The US Food and Drug Administration (FDA) has approved the first software to semiautomate anesthesia delivery during surgery. The software, End-tidal (Et) Control, works with General Electric’s (GE’s) Aisys CS2 Anesthesia Delivery System and allows anesthesia providers to preset the desired end-tidal concentrations of oxygen and anesthetic agent. Once these target levels are set, the system can make adjustments to reach and maintain them throughout surgery.
The premarket approval was announced Monday, April 4, by GE Healthcare.
“A technology that gives us end-tidal control allows us to set the desired end-tidal concentration of anesthetic and oxygen and have the machine make all of the adjustments to get our patient to exactly that level of anesthesia,” said James H. Philip, MD, a senior consultant anesthesiologist and the director of the Anesthesia Clinical Biomedical Engineering Laboratory at Brigham and Women’s Hospital in Boston, in an interview with Medscape Medical News. While he is not currently affiliated with GE Healthcare, he served as a paid consultant for the company from April 2020 to December 2021 to educate on inhalation anesthesia kinetics, he noted.

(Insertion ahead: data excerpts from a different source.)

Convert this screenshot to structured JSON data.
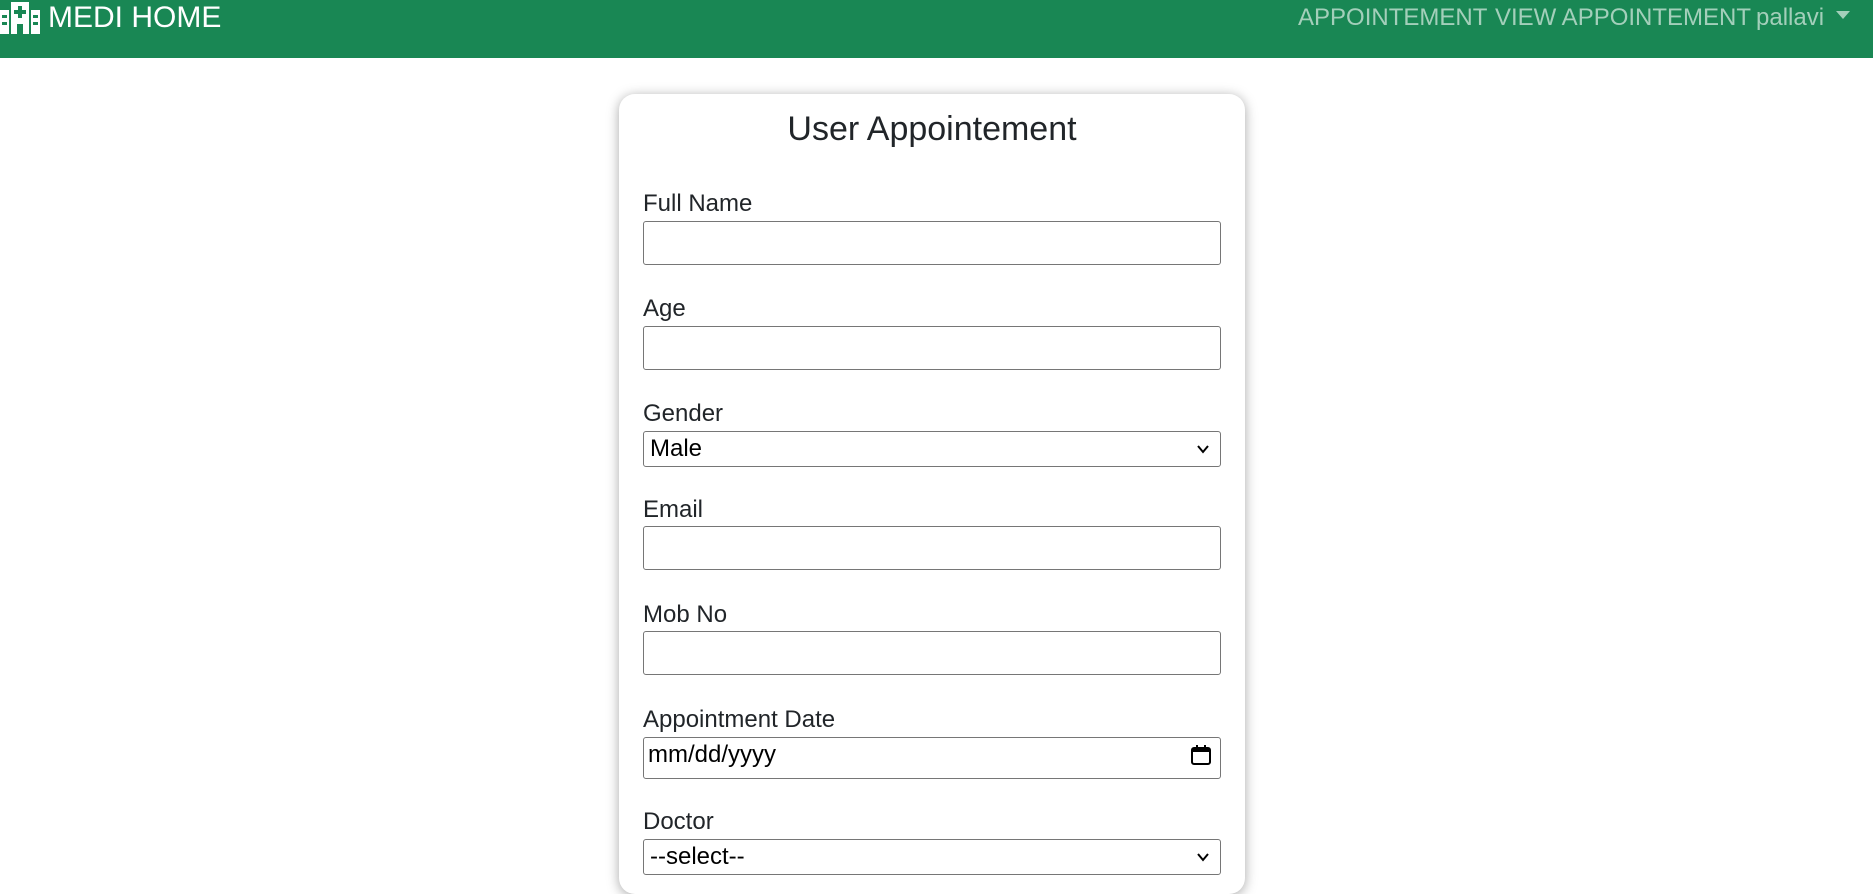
{
  "navbar": {
    "brand": "MEDI HOME",
    "brand_icon": "hospital-icon",
    "links": [
      {
        "label": "APPOINTEMENT"
      },
      {
        "label": "VIEW APPOINTEMENT"
      }
    ],
    "user_menu": {
      "label": "pallavi",
      "icon": "caret-down-icon"
    },
    "background_color": "#198754"
  },
  "form": {
    "title": "User Appointement",
    "fields": {
      "full_name": {
        "label": "Full Name",
        "value": ""
      },
      "age": {
        "label": "Age",
        "value": ""
      },
      "gender": {
        "label": "Gender",
        "selected": "Male"
      },
      "email": {
        "label": "Email",
        "value": ""
      },
      "mobile": {
        "label": "Mob No",
        "value": ""
      },
      "appointment_date": {
        "label": "Appointment Date",
        "placeholder": "mm/dd/yyyy",
        "icon": "calendar-icon"
      },
      "doctor": {
        "label": "Doctor",
        "selected": "--select--"
      }
    }
  }
}
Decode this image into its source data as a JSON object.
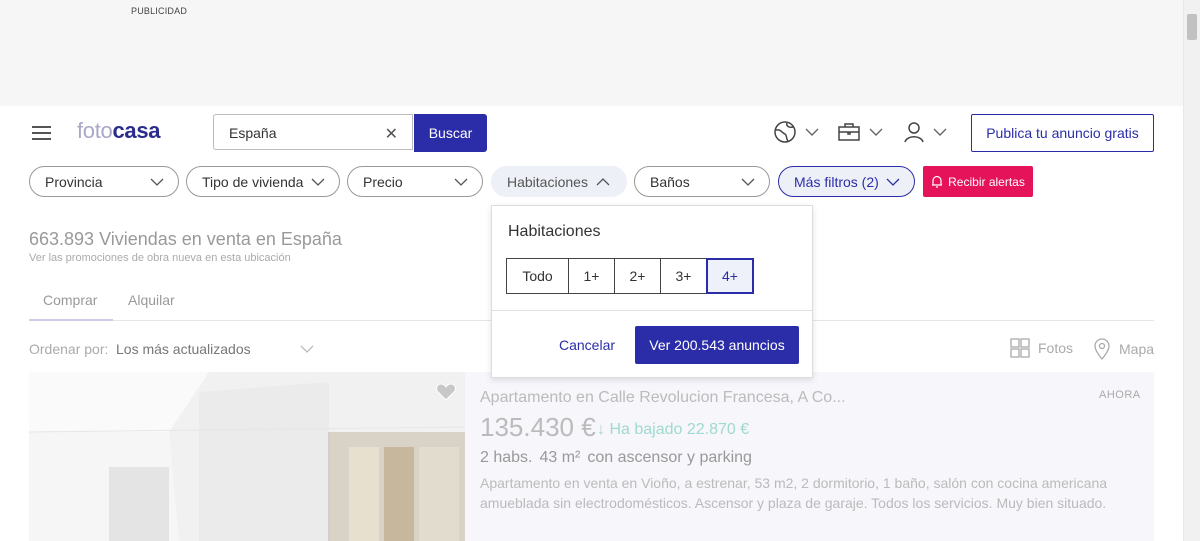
{
  "ad": {
    "label": "PUBLICIDAD"
  },
  "header": {
    "logo_part1": "foto",
    "logo_part2": "casa",
    "search_value": "España",
    "search_button": "Buscar",
    "publish_button": "Publica tu anuncio gratis"
  },
  "filters": {
    "provincia": "Provincia",
    "tipo": "Tipo de vivienda",
    "precio": "Precio",
    "habitaciones": "Habitaciones",
    "banos": "Baños",
    "mas_filtros": "Más filtros (2)",
    "alertas": "Recibir alertas"
  },
  "results": {
    "count": "663.893 Viviendas en venta en España",
    "promo_link": "Ver las promociones de obra nueva en esta ubicación",
    "tabs": [
      "Comprar",
      "Alquilar"
    ],
    "order_label": "Ordenar por:",
    "order_value": "Los más actualizados",
    "view_photos": "Fotos",
    "view_map": "Mapa"
  },
  "listing": {
    "title": "Apartamento en Calle Revolucion Francesa, A Co...",
    "price": "135.430 €",
    "drop": "↓ Ha bajado 22.870 €",
    "rooms": "2 habs.",
    "area": "43 m²",
    "extras": "con ascensor y parking",
    "description": "Apartamento en venta en Vioño, a estrenar, 53 m2, 2 dormitorio, 1 baño, salón con cocina americana amueblada sin electrodomésticos. Ascensor y plaza de garaje. Todos los servicios. Muy bien situado.",
    "time": "AHORA"
  },
  "dropdown": {
    "title": "Habitaciones",
    "options": [
      "Todo",
      "1+",
      "2+",
      "3+",
      "4+"
    ],
    "selected": "4+",
    "cancel": "Cancelar",
    "confirm": "Ver 200.543 anuncios"
  },
  "colors": {
    "brand": "#2b2da8",
    "alert": "#e5135a",
    "price_drop": "#9fd9cf"
  }
}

Controlling anesthesia levels “has always been done by hand while trying to take care of the patient’s other needs, which are often many. This technical detail now can be done with an anesthesia machine that has end-tidal control software,” he said.
In addition to assisting anesthesia providers, the end-tidal control is more efficient, Philip said, and can help reduce drug waste. When manually adjusting fresh gas flow and vaporizer settings, a high flow of carrier gas goes through the vaporizer, he explained. A lot of the gas ends up going out the APL or pop-off valve, which wastes anesthetic. The semiautomated system is programmed to keep the fresh gas flow as low as possible while also reaching the end-tidal concentration, which ultimately results in less anesthetic being used.

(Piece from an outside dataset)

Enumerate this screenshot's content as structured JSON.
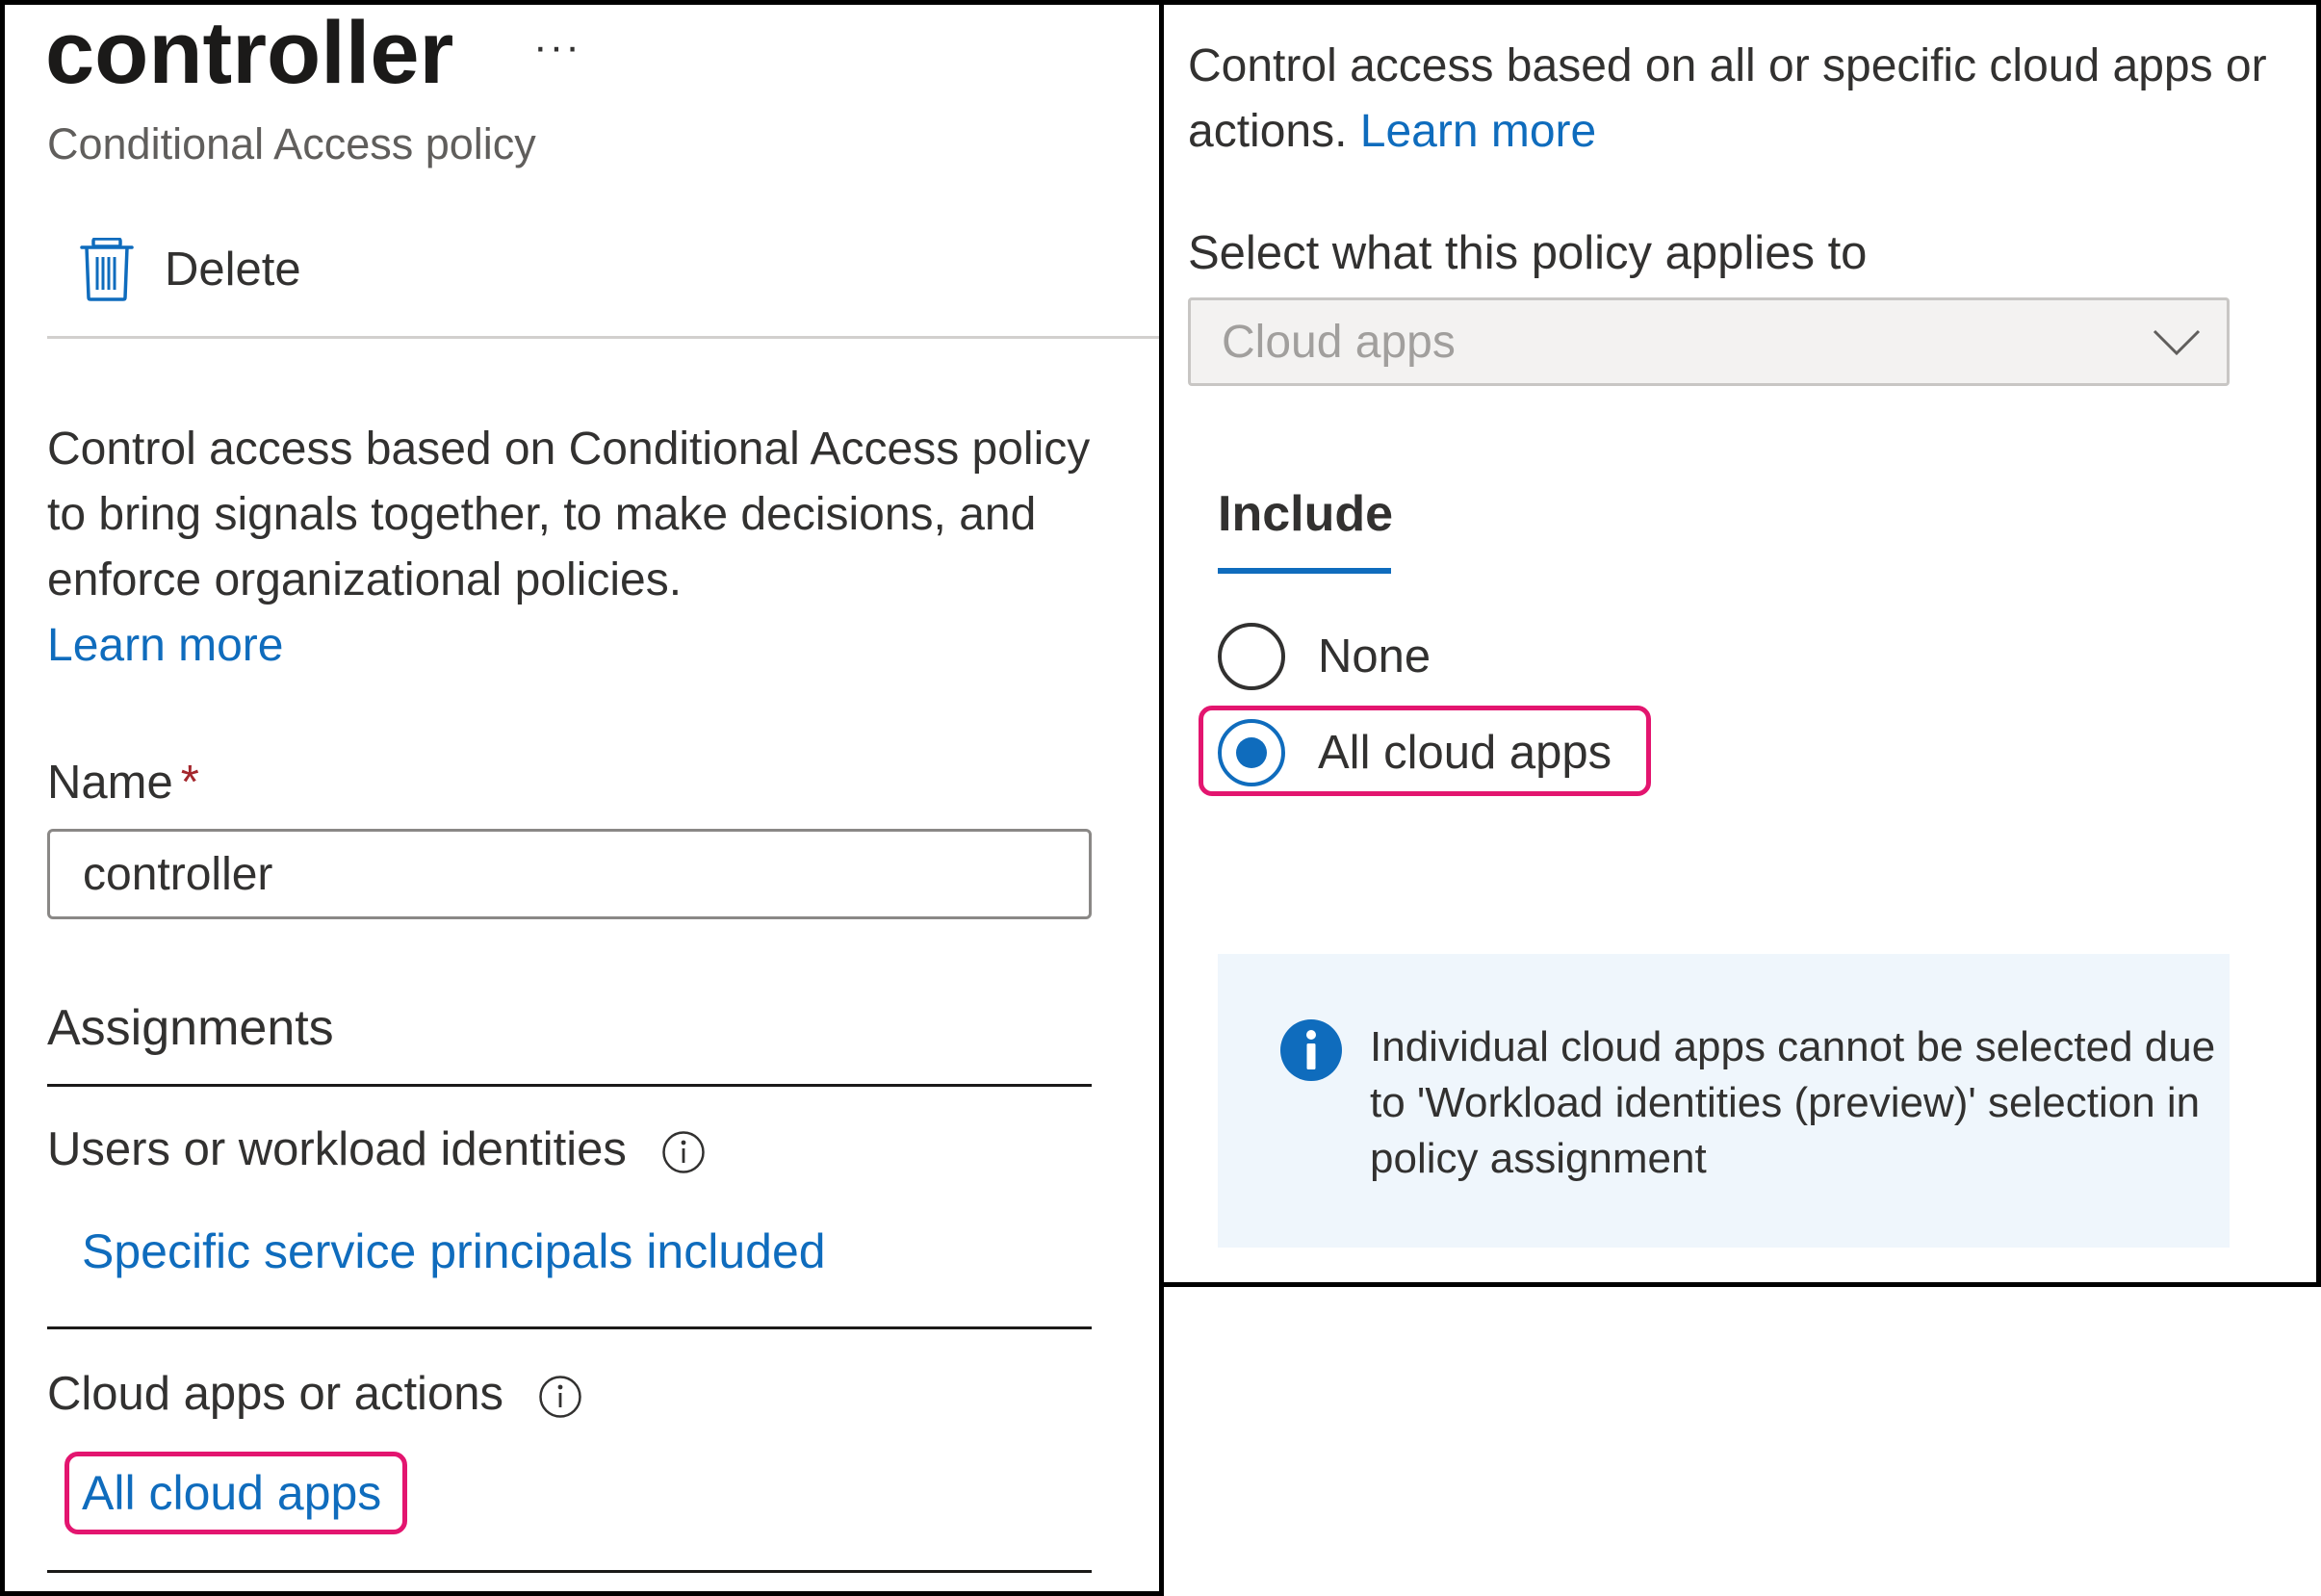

This translates to savings for hospitals — because less anesthetic is being used per operation — and reduces the amount of greenhouse gas emissions. (Inhaled anesthetics are potent greenhouse gases, and wasted anesthetic is released into the environment.)
One 2013 analysis of over 3600 cases involving the use of general anesthesia found that use of automated control of end-tidal gases reduced costs by 27% and reduced greenhouse gas emissions by 44%.
“We within anesthesia and respiratory care at GE are very focused on bringing physicians the tools they need to drive the best possible outcome and to do it at the lowest cost,” said Eric Ruedinger, the general manager of anesthesia and respiratory care at GE Healthcare, in an interview with Medscape. As well as being efficient, the system allows anesthesia providers to spend more time focusing on the patient and the surgical environment, “rather than having to dedicate their time to dials and settings,” he added.
The approval was supported by data from a US multicenter clinical trial that included 208 patients aged 18 years and older. The study took place between June 2017 and July 2018. The end-tidal control feature was found to be noninferior to traditional anesthesia gas delivery methods in effectiveness and safety.
In an interview with Medscape, GE did not share the estimated cost of this software, but Philips noted that the addition of this software to the GE Aisys CS2 Anesthesia Delivery System “is not a large fraction of the cost of the machine itself, and the acquisition cost would be offset by savings on anesthetic waste.”
The Aisys CS2 Anesthesia Delivery System with end-tidal control is expected to be available for purchase within the next few months “as we get into the summer months and rolling into fall,” Ruedinger said.
Philip previously served as a consultant for GE, for which he provided education on inhalation anesthesia kinetics.